Thursday, April 25, 2013

The Gods Of Gotham by Lyndsay Faye

The year is 1845, and New York City has finally decided to follow the lead of other capitol cities such as London and Paris and establish a standing police force.  In New York, the men on this first police force are known as copper stars for the insignia they wear.

Since there is no trained cadre on which to draw, men end up as copper stars by patronage or by being burly and ready to fight.  Timothy Wilde fits in this category.  He has been a bartender, steadily saving his money so that he will be able to ask Mercy Underhill, a local preacher's daughter, to marry him.  When a fire takes him money and leaves him scarred, he puts aside his dreams and follows his brother, Valentine, into the force.

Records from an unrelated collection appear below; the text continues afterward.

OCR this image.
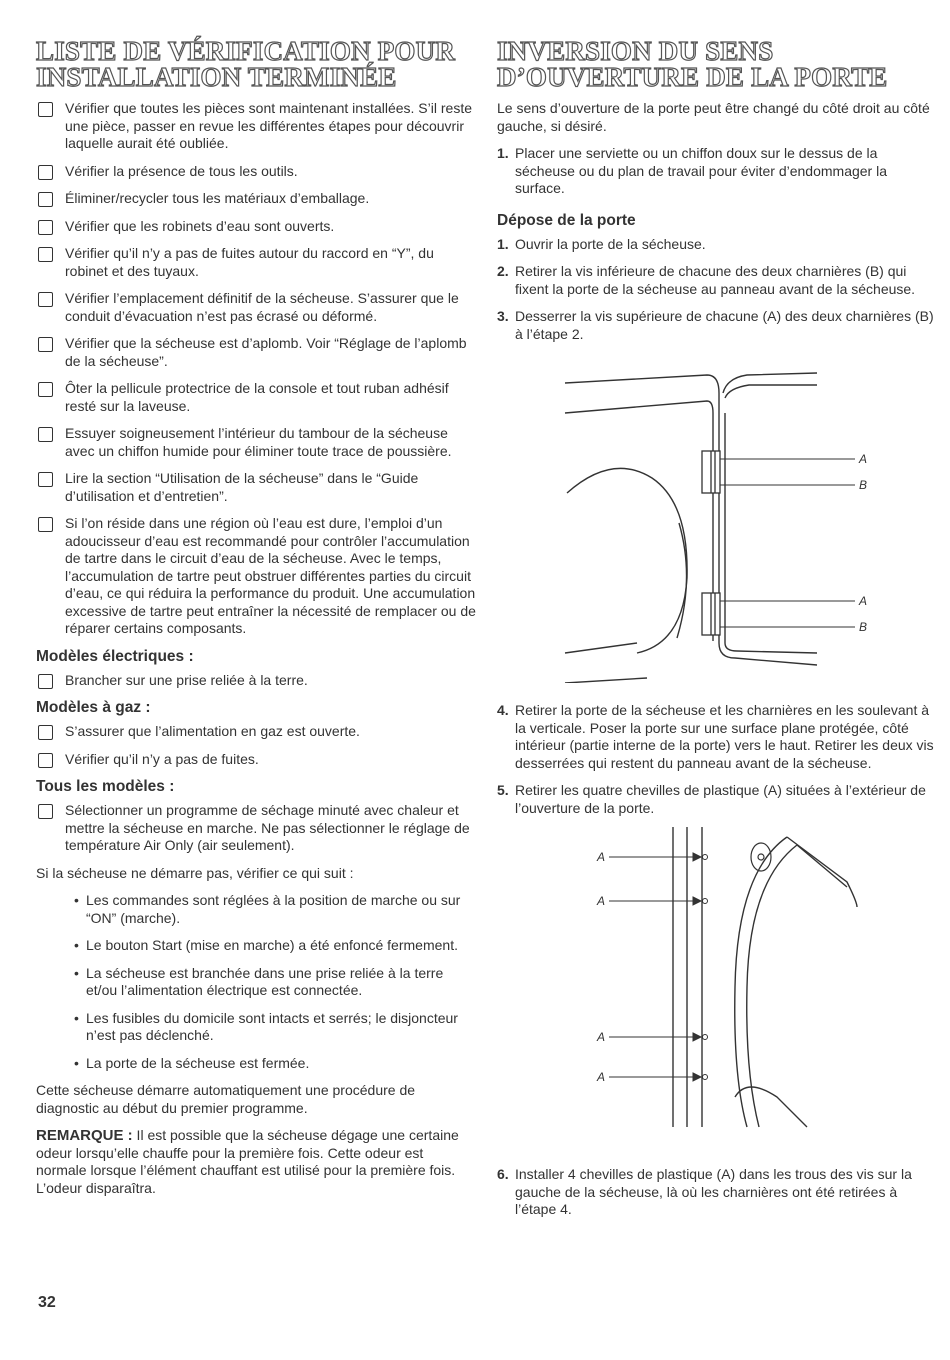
LISTE DE VÉRIFICATION POUR
INSTALLATION TERMINÉE
Vérifier que toutes les pièces sont maintenant installées. S’il reste une pièce, passer en revue les différentes étapes pour découvrir laquelle aurait été oubliée.
Vérifier la présence de tous les outils.
Éliminer/recycler tous les matériaux d’emballage.
Vérifier que les robinets d’eau sont ouverts.
Vérifier qu’il n’y a pas de fuites autour du raccord en “Y”, du robinet et des tuyaux.
Vérifier l’emplacement définitif de la sécheuse. S’assurer que le conduit d’évacuation n’est pas écrasé ou déformé.
Vérifier que la sécheuse est d’aplomb. Voir “Réglage de l’aplomb de la sécheuse”.
Ôter la pellicule protectrice de la console et tout ruban adhésif resté sur la laveuse.
Essuyer soigneusement l’intérieur du tambour de la sécheuse avec un chiffon humide pour éliminer toute trace de poussière.
Lire la section “Utilisation de la sécheuse” dans le “Guide d’utilisation et d’entretien”.
Si l’on réside dans une région où l’eau est dure, l’emploi d’un adoucisseur d’eau est recommandé pour contrôler l’accumulation de tartre dans le circuit d’eau de la sécheuse. Avec le temps, l’accumulation de tartre peut obstruer différentes parties du circuit d’eau, ce qui réduira la performance du produit. Une accumulation excessive de tartre peut entraîner la nécessité de remplacer ou de réparer certains composants.
Modèles électriques :
Brancher sur une prise reliée à la terre.
Modèles à gaz :
S’assurer que l’alimentation en gaz est ouverte.
Vérifier qu’il n’y a pas de fuites.
Tous les modèles :
Sélectionner un programme de séchage minuté avec chaleur et mettre la sécheuse en marche. Ne pas sélectionner le réglage de température Air Only (air seulement).

Si la sécheuse ne démarre pas, vérifier ce qui suit :

• Les commandes sont réglées à la position de marche ou sur “ON” (marche).
• Le bouton Start (mise en marche) a été enfoncé fermement.
• La sécheuse est branchée dans une prise reliée à la terre et/ou l’alimentation électrique est connectée.
• Les fusibles du domicile sont intacts et serrés; le disjoncteur n’est pas déclenché.
• La porte de la sécheuse est fermée.

Cette sécheuse démarre automatiquement une procédure de diagnostic au début du premier programme.

REMARQUE : Il est possible que la sécheuse dégage une certaine odeur lorsqu’elle chauffe pour la première fois. Cette odeur est normale lorsque l’élément chauffant est utilisé pour la première fois. L’odeur disparaîtra.

INVERSION DU SENS
D’OUVERTURE DE LA PORTE

Le sens d’ouverture de la porte peut être changé du côté droit au côté gauche, si désiré.

1. Placer une serviette ou un chiffon doux sur le dessus de la sécheuse ou du plan de travail pour éviter d’endommager la surface.
Dépose de la porte
1. Ouvrir la porte de la sécheuse.
2. Retirer la vis inférieure de chacune des deux charnières (B) qui fixent la porte de la sécheuse au panneau avant de la sécheuse.
3. Desserrer la vis supérieure de chacune (A) des deux charnières (B) à l’étape 2.
A
B
A
B
4. Retirer la porte de la sécheuse et les charnières en les soulevant à la verticale. Poser la porte sur une surface plane protégée, côté intérieur (partie interne de la porte) vers le haut. Retirer les deux vis desserrées qui restent du panneau avant de la sécheuse.
5. Retirer les quatre chevilles de plastique (A) situées à l’extérieur de l’ouverture de la porte.
A
A
A
A
6. Installer 4 chevilles de plastique (A) dans les trous des vis sur la gauche de la sécheuse, là où les charnières ont été retirées à l’étape 4.
32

New York is exploding in size.  The Irish are immigrating in huge numbers due to the potato famine, and the city is unprepared to handle the flood of new bodies.  The clergy attempt to minister to them, but there is much prejudice as Irish men desperate to support their families take up jobs for lower wages.  The Democratic Party takes care of the immigrants in exchange for their votes, and has a stake in their success.

As Timothy patrols his beat one night, he is startled to have a young child barrel into him.  On closer inspection, he is even more startled as she is covered in blood.  Scared witless, she cannot speak and he takes her to his lodging and with his landlady finds out that she has witnessed the murder of one of her friends.  She, like many other poor children, works in a bawdy house, forced into the sex trade at a tender age.  As Timothy investigates Bird's story, he discovers a grisly truth.  There are many more child 'stargazers' who have died, and he uncovers a graveyard where scores are buried.  As he starts to bring this scandal to light, the murderer starts to send letters to those on the police force and to the papers, claiming credit for the murders and signing off as 'The God Of Gotham'. Many immediately blame Irish immigrants, as most of the children are Irish.   Can Timothy and the police find out who is responsible before the city explodes?

Readers of historical fiction should rush out to get this book.  Faye has meticulously researched the era and history, using real characters such as the man credited with creating the first police force and real murder cases.  Timothy is a compelling hero who the reader will cheer on as he attempts to solve a series of murders with no experience in such work.  The book ends satisfactorily with enough of a twist at the end to make readers ready for Faye's next novel.  This book is recommended for mystery readers as well as those interested in the early history of New York.